For a long time nothing was audible in the boat but the regular dip of the oars, and their movement in the rowlocks. Springrove at length spoke.

'I must go away to-morrow,' he said tentatively.

'Yes,' she replied faintly.

'To endeavour to advance a little in my profession in London.' 'Yes,' she said again, with the same preoccupied softness.
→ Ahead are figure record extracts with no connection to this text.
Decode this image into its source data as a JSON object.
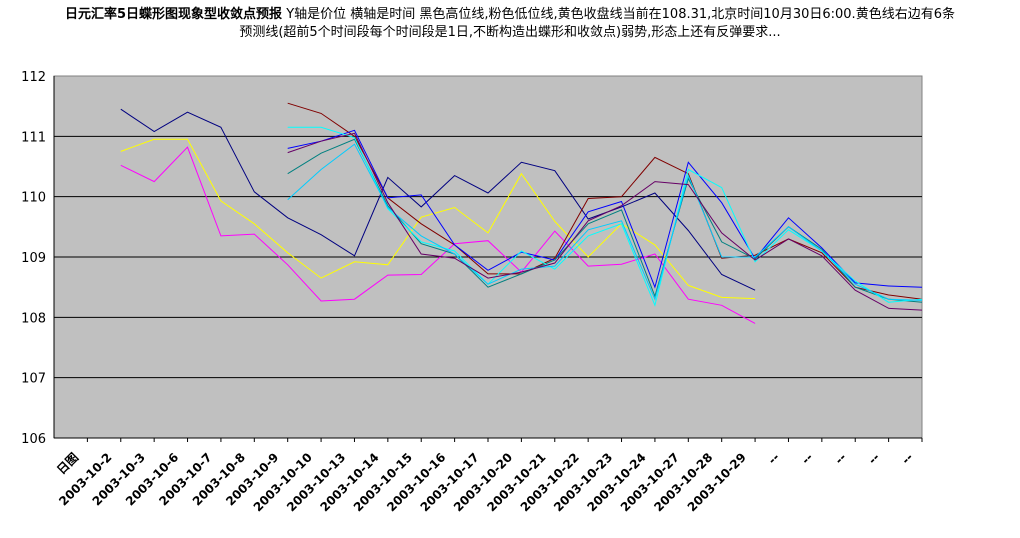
{
  "title": {
    "bold": "日元汇率5日蝶形图现象型收敛点预报",
    "rest": " Y轴是价位 横轴是时间 黑色高位线,粉色低位线,黄色收盘线当前在108.31,北京时间10月30日6:00.黄色线右边有6条预测线(超前5个时间段每个时间段是1日,不断构造出蝶形和收敛点)弱势,形态上还有反弹要求..."
  },
  "chart_data": {
    "type": "line",
    "categories": [
      "日图",
      "2003-10-2",
      "2003-10-3",
      "2003-10-6",
      "2003-10-7",
      "2003-10-8",
      "2003-10-9",
      "2003-10-10",
      "2003-10-13",
      "2003-10-14",
      "2003-10-15",
      "2003-10-16",
      "2003-10-17",
      "2003-10-20",
      "2003-10-21",
      "2003-10-22",
      "2003-10-23",
      "2003-10-24",
      "2003-10-27",
      "2003-10-28",
      "2003-10-29",
      "--",
      "--",
      "--",
      "--",
      "--"
    ],
    "ylim": [
      106,
      112
    ],
    "yticks": [
      106,
      107,
      108,
      109,
      110,
      111,
      112
    ],
    "plot_background": "#c0c0c0",
    "grid": true,
    "series": [
      {
        "color": "#000080",
        "values": [
          null,
          111.45,
          111.08,
          111.4,
          111.15,
          110.08,
          109.65,
          109.37,
          109.02,
          110.32,
          109.83,
          110.35,
          110.06,
          110.57,
          110.43,
          109.63,
          109.83,
          110.06,
          109.44,
          108.71,
          108.45,
          null,
          null,
          null,
          null,
          null
        ]
      },
      {
        "color": "#ff00ff",
        "values": [
          null,
          110.52,
          110.25,
          110.82,
          109.35,
          109.38,
          108.87,
          108.27,
          108.3,
          108.7,
          108.71,
          109.22,
          109.27,
          108.75,
          109.43,
          108.85,
          108.88,
          109.05,
          108.3,
          108.2,
          107.9,
          null,
          null,
          null,
          null,
          null
        ]
      },
      {
        "color": "#ffff00",
        "values": [
          null,
          110.75,
          110.95,
          110.95,
          109.93,
          109.55,
          109.07,
          108.65,
          108.92,
          108.87,
          109.66,
          109.82,
          109.4,
          110.38,
          109.59,
          109.0,
          109.55,
          109.2,
          108.53,
          108.33,
          108.31,
          null,
          null,
          null,
          null,
          null
        ]
      },
      {
        "color": "#800000",
        "values": [
          null,
          null,
          null,
          null,
          null,
          null,
          111.55,
          111.38,
          111.0,
          109.98,
          109.55,
          109.2,
          108.72,
          108.72,
          108.98,
          109.97,
          110.0,
          110.65,
          110.38,
          108.98,
          109.03,
          109.3,
          109.07,
          108.5,
          108.37,
          108.3
        ]
      },
      {
        "color": "#0000ff",
        "values": [
          null,
          null,
          null,
          null,
          null,
          null,
          110.8,
          110.92,
          111.1,
          109.98,
          110.03,
          109.2,
          108.78,
          109.08,
          108.95,
          109.75,
          109.92,
          108.5,
          110.57,
          109.9,
          108.97,
          109.65,
          109.15,
          108.57,
          108.52,
          108.5
        ]
      },
      {
        "color": "#008080",
        "values": [
          null,
          null,
          null,
          null,
          null,
          null,
          110.38,
          110.72,
          110.95,
          109.85,
          109.22,
          109.05,
          108.5,
          108.72,
          108.95,
          109.55,
          109.78,
          108.35,
          110.3,
          109.25,
          108.97,
          109.5,
          109.13,
          108.5,
          108.3,
          108.25
        ]
      },
      {
        "color": "#00ffff",
        "values": [
          null,
          null,
          null,
          null,
          null,
          null,
          111.15,
          111.15,
          110.98,
          109.8,
          109.25,
          109.1,
          108.55,
          109.1,
          108.8,
          109.35,
          109.55,
          108.2,
          110.45,
          110.15,
          108.92,
          109.45,
          109.1,
          108.6,
          108.25,
          108.3
        ]
      },
      {
        "color": "#00ccff",
        "values": [
          null,
          null,
          null,
          null,
          null,
          null,
          109.95,
          110.45,
          110.87,
          109.82,
          109.35,
          109.05,
          108.55,
          108.8,
          108.85,
          109.45,
          109.6,
          108.3,
          110.35,
          109.0,
          109.0,
          109.5,
          109.1,
          108.55,
          108.3,
          108.28
        ]
      },
      {
        "color": "#660066",
        "values": [
          null,
          null,
          null,
          null,
          null,
          null,
          110.73,
          110.92,
          111.05,
          109.9,
          109.05,
          108.98,
          108.65,
          108.75,
          108.9,
          109.6,
          109.85,
          110.25,
          110.2,
          109.4,
          108.95,
          109.3,
          109.02,
          108.45,
          108.15,
          108.12
        ]
      }
    ]
  }
}
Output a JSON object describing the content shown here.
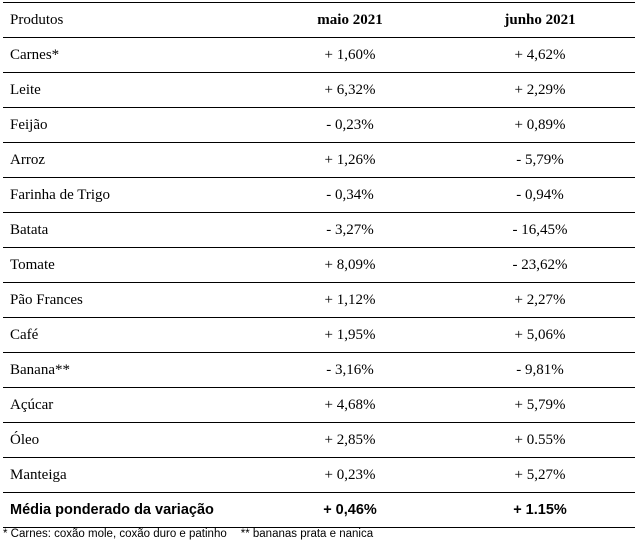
{
  "table": {
    "headers": {
      "product": "Produtos",
      "may": "maio 2021",
      "june": "junho 2021"
    },
    "rows": [
      {
        "product": "Carnes*",
        "may": "+ 1,60%",
        "june": "+ 4,62%"
      },
      {
        "product": "Leite",
        "may": "+ 6,32%",
        "june": "+ 2,29%"
      },
      {
        "product": "Feijão",
        "may": "- 0,23%",
        "june": "+ 0,89%"
      },
      {
        "product": "Arroz",
        "may": "+ 1,26%",
        "june": "- 5,79%"
      },
      {
        "product": "Farinha de Trigo",
        "may": "- 0,34%",
        "june": "- 0,94%"
      },
      {
        "product": "Batata",
        "may": "- 3,27%",
        "june": "- 16,45%"
      },
      {
        "product": "Tomate",
        "may": "+ 8,09%",
        "june": "- 23,62%"
      },
      {
        "product": "Pão Frances",
        "may": "+ 1,12%",
        "june": "+ 2,27%"
      },
      {
        "product": "Café",
        "may": "+ 1,95%",
        "june": "+ 5,06%"
      },
      {
        "product": "Banana**",
        "may": "- 3,16%",
        "june": "- 9,81%"
      },
      {
        "product": "Açúcar",
        "may": "+ 4,68%",
        "june": "+ 5,79%"
      },
      {
        "product": "Óleo",
        "may": "+ 2,85%",
        "june": "+ 0.55%"
      },
      {
        "product": "Manteiga",
        "may": "+ 0,23%",
        "june": "+ 5,27%"
      }
    ],
    "total": {
      "product": "Média ponderado da variação",
      "may": "+ 0,46%",
      "june": "+ 1.15%"
    }
  },
  "footnotes": {
    "meat": "* Carnes: coxão mole, coxão duro e patinho",
    "banana": "** bananas prata e nanica"
  }
}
'But I shan't advance.' 'Why not? Architecture is a bewitching profession. They say that an architect's work is another man's play.' 'Yes. But worldly advantage from an art doesn't depend upon mastering it. I used to think it did; but it doesn't. Those who get rich need have no skill at all as artists.' 'What need they have?' 'A certain kind of energy which men with any fondness for art possess very seldom indeed--an earnestness in making acquaintances, and a love for using them. They give their whole attention to the art of dining out, after mastering a few rudimentary facts to serve up in conversation. Now after saying that, do I seem a man likely to make a name?' 'You seem a man likely to make a mistake.' 'What's that?' 'To give too much room to the latent feeling which is rather common in these days among the unappreciated, that because some remarkably successful men are fools, all remarkably unsuccessful men are geniuses.' 'Pretty subtle for a young lady,' he said slowly. 'From that remark I should fancy you had bought experience.' She passed over the idea. 'Do try to succeed,' she said, with wistful thoughtfulness, leaving her eyes on him.

Springrove flushed a little at the earnestness of her words, and mused. 'Then, like Cato the Censor, I shall do what I despise, to be in the fashion,' he said at last. . . 'Well, when I found all this out that I was speaking of, what ever do you think I did? From having already loved verse passionately, I went on to read it continually; then I went rhyming myself. If anything on earth ruins a man for useful occupation, and for content with reasonable success in a profession or trade, it is the habit of writing verses on emotional subjects, which had much better be left to die from want of nourishment.' 'Do you write poems now?' she said.